INVESTOR'S BUSINESS DAILY
Posted 8/28/2006
Economy: It's that time of year — Labor Day — when union-backed think tanks issue reports about how miserable U.S. workers are and when the think tanks' toadies in the liberal media come up with a few of their own.
And sure enough, there was The New York Times on Monday with its Page One contribution. Under the headline "Real Wages Fail to Match A Rise In Productivity," the paper makes its best case for why U.S. workers are worse off today than they were three years ago and have done worse in this economic recovery than in any recovery since World War II.
Specifically, it notes that the median hourly wage, adjusted for inflation, has slipped 2% since 2003, and that wages and salaries, as a share of GDP, are the lowest they've been since 1947.

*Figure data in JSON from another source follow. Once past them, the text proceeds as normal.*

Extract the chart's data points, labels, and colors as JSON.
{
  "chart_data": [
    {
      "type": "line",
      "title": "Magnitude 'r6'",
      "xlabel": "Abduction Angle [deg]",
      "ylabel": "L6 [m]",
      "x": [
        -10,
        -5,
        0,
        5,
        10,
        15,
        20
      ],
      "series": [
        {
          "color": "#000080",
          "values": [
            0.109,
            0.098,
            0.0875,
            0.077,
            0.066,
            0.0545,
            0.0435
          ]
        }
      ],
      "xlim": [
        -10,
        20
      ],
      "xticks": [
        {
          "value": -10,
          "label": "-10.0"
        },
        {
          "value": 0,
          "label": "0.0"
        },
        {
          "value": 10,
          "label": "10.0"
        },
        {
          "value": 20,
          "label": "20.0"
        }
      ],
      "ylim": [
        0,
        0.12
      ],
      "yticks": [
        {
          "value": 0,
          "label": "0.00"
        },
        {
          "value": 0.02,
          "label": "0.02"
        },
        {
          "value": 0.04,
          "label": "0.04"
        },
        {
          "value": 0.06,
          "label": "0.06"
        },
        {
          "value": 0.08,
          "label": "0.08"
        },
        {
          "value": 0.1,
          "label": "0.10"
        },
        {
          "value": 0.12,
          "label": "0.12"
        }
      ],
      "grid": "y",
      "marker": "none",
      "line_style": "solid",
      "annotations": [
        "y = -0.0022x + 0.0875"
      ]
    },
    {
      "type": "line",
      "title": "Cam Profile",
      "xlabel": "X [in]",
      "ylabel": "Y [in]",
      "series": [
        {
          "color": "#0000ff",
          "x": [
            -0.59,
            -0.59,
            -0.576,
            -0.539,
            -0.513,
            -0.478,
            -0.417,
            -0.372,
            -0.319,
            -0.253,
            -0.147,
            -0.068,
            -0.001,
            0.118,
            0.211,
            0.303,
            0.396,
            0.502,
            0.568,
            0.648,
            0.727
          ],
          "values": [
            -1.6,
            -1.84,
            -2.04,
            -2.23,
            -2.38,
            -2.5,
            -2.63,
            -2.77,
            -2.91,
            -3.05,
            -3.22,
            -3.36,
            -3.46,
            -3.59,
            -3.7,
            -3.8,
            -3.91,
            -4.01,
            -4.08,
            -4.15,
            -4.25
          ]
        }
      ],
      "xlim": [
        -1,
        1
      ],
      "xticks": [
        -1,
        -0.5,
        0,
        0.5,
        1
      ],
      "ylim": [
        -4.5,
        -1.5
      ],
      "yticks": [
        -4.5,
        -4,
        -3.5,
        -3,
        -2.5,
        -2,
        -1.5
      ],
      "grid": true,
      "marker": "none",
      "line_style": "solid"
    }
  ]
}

There are all kinds of problems, however, with such a narrow analysis. Most of us aren't paid just in "wages" but in wages and benefits. And when the two are put together, total compensation is up 8.7% since 2003, for an average annual gain of 3.5%.
Why is this? Wages may not be soaring (up just 0.7% since 2000), but benefits are (13.1%). In other words, we're making more but getting it in the form of tax-free benefits. The Times' implication — that we are somehow falling behind in the Bush years — is simply not true.
If you want to know how we're really doing, look at what we spend and the wealth we're building. Here, too, you get a radically different picture. Consumer spending in the second quarter hit $8.053 trillion, up $659 billion, or roughly 4.2% a year, since 2003. How can we spend so much more if we have less?
Yes, we've been putting more on credit cards. But we've been doing that for 40 years.
A better answer is that we're wealthier. We now own about $53.8 trillion in stocks, cash and real estate — up a whopping 35% just since 2002. That "wealth effect" fuels spending.
Another problem with the newspaper's report is that it ignores the surge in illegal immigrants whose low wages skew the overall figures sharply downward. You simply can't import tens of millions of people willing to work for nothing and not expect to see an impact on overall wage levels.
Of course, the real point of the story in the anti-Bush Times is found in the subhead about laggard real wages: "Political Fallout Is Seen." But as long as the economy remains on the roll it's been on since Bush cut taxes, you can put that down as wishful thinking.